President Reagan believes the civil war in El Salvador is approaching a critical stage and he will take "all necessary measures" to ensure the victory of the U.S.-backed Salvadoran government, administration officials said here today.
These officials said Reagan has been informed and believes that the Salvadoran government could lose the war because of the increased battlefield successes of the leftist rebels, the declining morale of the Salvadoran military and the reluctance of the U.S. Congress to pour more military aid money and American advisers into the Central American country.
The officials said that intense negotiations with Congress about greatly increasing U.S. assistance to the El Salvador military, based on the Reagan administration's newly pessimistic assessment of the situation, also are at a critical stage.
In addition to seeking from Congress an additional $60 million in U.S. military aid to El Salvador for this year, the administration is considering allowing U.S. military advisers to operate closer to Salvadoran troops in the field, according to government officials in Washington. Details on Page A21.
Reagan was said by officials here to be hopeful that a promise by the government in El Salvador to speed up its timetable for democratic elections, which has been negotiated by U.S. and Salvadoran officials, would help convince Congress to provide the increased military aid. One administration official said the Salvadoran government is planning other changes, which were not specified, that he said could help influence Congress.
"Unless we get the Congress in gear, we lose the war," said one official. "I'm not a great student of dominoes, but if we lose El Salvador we lose the region."
This official said Reagan is determined to prevent "a Marxist takeover" in El Salvador and has chaired three meetings within the past 10 days of an inter-agency group reviewing the Central American situation.
As evidence of this determination, the official pointed to Reagan's remarks in his speech to an American Legion meeting in Washington last week when he said: "We face a special threat in Central America where our own national security is at risk. Central America is too close to us, and our strategic stake in the Caribbean sea lanes and the Panama Canal is too great for us to ignore reality. The specter of Marxist-Leninist controlled governments in Central America with ideological and political loyalities to Cuba and the Soviet Union poses a direct challenge to which we must respond."

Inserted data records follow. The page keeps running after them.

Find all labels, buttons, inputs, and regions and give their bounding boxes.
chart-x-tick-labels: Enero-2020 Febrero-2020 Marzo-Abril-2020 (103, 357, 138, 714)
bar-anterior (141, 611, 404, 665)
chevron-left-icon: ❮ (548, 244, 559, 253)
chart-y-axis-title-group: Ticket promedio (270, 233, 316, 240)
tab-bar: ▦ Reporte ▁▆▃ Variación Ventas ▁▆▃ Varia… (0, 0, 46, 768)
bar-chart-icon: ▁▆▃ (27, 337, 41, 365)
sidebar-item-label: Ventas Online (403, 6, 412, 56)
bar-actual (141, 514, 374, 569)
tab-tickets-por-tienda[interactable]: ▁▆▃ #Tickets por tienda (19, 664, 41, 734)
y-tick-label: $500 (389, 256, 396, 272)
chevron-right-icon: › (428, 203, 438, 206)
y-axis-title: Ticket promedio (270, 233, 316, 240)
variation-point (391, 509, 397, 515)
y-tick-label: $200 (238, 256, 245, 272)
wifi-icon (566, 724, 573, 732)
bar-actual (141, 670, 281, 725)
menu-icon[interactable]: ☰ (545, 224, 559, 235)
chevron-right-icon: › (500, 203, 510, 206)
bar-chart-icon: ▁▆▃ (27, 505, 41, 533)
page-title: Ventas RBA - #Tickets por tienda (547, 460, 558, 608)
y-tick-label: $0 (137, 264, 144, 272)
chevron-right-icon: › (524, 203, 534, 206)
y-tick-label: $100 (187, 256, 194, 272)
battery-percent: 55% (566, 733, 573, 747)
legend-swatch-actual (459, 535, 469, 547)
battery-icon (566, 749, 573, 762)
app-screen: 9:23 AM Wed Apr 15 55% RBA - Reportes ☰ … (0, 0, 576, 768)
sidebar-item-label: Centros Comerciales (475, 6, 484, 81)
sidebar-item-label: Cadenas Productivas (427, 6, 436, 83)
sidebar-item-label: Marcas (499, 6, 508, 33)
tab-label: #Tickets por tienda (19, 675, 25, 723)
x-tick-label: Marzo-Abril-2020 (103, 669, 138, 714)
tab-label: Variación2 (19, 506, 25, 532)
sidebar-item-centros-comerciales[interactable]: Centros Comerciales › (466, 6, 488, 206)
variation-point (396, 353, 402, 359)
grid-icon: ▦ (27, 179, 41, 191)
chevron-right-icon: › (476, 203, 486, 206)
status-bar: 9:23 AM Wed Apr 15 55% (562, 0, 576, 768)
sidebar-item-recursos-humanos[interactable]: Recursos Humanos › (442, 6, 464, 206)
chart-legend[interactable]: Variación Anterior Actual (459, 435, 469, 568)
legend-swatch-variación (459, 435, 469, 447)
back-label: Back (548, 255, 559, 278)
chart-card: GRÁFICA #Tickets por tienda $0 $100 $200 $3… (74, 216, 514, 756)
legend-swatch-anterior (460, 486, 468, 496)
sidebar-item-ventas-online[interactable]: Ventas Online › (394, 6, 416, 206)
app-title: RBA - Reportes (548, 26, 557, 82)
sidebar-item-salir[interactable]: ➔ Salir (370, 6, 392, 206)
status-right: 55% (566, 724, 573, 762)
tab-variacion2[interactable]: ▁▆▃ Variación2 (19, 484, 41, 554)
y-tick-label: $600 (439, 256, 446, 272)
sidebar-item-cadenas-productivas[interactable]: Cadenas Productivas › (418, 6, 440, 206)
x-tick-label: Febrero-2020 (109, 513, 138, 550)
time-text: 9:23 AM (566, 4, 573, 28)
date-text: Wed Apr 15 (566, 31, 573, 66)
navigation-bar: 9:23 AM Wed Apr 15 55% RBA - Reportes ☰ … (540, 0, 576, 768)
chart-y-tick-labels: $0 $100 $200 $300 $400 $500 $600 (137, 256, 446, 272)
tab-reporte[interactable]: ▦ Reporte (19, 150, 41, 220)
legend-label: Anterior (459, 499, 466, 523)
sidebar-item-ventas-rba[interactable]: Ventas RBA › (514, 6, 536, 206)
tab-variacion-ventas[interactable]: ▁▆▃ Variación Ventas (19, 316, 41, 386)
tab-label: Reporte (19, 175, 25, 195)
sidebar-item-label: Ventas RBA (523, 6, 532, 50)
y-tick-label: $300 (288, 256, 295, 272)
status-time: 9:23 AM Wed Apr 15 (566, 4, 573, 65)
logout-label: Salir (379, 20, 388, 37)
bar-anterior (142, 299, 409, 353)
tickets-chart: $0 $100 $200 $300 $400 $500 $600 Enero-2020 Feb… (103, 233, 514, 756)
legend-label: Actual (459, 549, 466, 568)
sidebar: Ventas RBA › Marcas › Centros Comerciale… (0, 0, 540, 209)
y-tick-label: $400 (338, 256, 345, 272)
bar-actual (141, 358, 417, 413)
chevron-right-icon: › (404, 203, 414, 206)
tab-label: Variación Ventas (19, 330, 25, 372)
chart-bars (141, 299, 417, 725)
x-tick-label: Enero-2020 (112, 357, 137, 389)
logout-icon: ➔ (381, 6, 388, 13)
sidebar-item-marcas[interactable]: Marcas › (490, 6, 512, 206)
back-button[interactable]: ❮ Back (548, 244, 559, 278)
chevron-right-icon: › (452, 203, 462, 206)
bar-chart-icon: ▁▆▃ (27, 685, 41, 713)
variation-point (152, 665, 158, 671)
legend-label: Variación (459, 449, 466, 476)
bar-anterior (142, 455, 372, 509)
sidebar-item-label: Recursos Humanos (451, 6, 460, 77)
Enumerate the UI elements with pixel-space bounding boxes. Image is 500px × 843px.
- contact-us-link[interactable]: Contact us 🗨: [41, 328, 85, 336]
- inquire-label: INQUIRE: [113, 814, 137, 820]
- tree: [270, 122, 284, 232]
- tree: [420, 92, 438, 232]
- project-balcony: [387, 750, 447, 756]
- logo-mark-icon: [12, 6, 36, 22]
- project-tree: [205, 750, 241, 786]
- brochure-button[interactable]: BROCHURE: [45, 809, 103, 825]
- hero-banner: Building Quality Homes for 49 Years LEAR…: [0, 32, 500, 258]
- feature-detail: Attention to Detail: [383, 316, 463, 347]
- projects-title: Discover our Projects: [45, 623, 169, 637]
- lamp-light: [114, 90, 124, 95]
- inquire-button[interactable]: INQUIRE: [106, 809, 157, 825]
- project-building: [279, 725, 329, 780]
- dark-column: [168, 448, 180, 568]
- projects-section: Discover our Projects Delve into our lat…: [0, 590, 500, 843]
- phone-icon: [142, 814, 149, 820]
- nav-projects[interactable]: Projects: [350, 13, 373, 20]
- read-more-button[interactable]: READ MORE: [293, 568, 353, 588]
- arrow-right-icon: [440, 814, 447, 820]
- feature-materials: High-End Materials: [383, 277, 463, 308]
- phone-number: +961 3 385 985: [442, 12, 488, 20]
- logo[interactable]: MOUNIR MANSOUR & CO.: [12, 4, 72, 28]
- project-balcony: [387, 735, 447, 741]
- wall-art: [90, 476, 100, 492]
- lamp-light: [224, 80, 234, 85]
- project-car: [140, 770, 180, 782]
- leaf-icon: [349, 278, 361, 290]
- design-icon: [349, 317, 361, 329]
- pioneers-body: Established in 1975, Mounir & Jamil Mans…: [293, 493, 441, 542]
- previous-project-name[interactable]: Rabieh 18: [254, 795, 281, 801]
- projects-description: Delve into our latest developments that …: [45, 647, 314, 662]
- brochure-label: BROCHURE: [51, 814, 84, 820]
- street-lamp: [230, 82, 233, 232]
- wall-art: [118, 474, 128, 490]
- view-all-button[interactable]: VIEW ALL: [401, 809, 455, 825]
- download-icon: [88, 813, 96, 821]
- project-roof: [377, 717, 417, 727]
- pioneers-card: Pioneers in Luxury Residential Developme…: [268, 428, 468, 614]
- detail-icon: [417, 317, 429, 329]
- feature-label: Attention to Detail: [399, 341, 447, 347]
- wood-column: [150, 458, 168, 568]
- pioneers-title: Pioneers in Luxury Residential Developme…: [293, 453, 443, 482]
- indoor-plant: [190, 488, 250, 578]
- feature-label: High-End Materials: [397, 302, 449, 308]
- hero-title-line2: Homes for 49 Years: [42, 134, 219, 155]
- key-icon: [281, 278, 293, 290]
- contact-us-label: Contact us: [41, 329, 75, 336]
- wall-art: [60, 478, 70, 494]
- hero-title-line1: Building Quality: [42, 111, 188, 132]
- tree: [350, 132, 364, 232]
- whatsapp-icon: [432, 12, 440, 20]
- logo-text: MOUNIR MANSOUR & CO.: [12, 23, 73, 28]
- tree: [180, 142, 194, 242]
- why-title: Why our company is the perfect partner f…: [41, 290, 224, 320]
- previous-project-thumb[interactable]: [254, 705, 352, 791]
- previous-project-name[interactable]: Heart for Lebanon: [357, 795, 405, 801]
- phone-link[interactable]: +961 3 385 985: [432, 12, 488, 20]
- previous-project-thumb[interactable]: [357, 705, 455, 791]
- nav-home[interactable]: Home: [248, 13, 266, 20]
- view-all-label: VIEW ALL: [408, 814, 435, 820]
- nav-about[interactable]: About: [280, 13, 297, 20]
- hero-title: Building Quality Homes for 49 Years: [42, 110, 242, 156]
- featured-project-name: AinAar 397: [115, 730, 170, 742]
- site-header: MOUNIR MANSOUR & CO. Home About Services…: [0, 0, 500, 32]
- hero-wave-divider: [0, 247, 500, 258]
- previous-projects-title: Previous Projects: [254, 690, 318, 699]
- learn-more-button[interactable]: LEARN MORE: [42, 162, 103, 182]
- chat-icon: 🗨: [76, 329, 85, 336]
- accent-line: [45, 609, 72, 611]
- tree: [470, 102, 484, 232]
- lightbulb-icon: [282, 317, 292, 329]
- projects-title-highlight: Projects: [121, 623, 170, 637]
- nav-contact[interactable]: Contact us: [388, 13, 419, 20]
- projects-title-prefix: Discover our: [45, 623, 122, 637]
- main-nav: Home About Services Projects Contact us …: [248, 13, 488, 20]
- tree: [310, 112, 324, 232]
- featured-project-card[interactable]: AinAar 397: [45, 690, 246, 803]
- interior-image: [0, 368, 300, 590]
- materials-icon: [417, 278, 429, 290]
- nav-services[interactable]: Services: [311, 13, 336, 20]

While officials did not specifically rule out the use of U.S. combat troops in Central America, they said the president was not considering any proposal to do so. They said Reagan instead wants a sharp increase in U.S. military aid to demonstrate to El Salvador and other nations in the region that the United States does not intend to abandon its friends in Latin America.
Some Salvadoran military units were described by administration officials as nearly demoralized, with declining ammunition stocks as low as 30 days' supply.
Administration sources said that Reagan plans to address the critical situation in El Salvador within a week in a public statement or prepared response to questions anticipated from reporters.
Administration sources said increased U.S. concern over the military situation in El Salvador reflected several factors.
One source cited a gloomy U.S. intelligence estimate of Salvadoran military capability in the face of mounting guerrilla pressure. Others said a key reason for the president's concern was the "frank and revealing" personal report he received from U.N. Ambassador Jeane J. Kirkpatrick on her return from a Latin American tour last month.
"She spoke with a note of gravity," said one official. "Though she didn't use these words, she said, in effect, 'If we don't get with it in El Salvador, we'd better write it off.' This the president is not prepared to do."
Another factor, said one official, was a Washington Post report that Thomas O. Enders, assistant secretary of state for inter-American affairs, had prepared a working paper envisioning negotiations with the Salvadoran rebels through a third party. Reagan was described as angry that that report might suggest a weakening of U.S. resolve. Subsequently, both Enders and Secretary of State George P. Shultz denied any consideration of negotiation with the rebels.
But administration officials acknowledged that the working paper did discuss the possibility of negotiations with leftist political exiles outside El Salvador who have links with the guerrilla movement.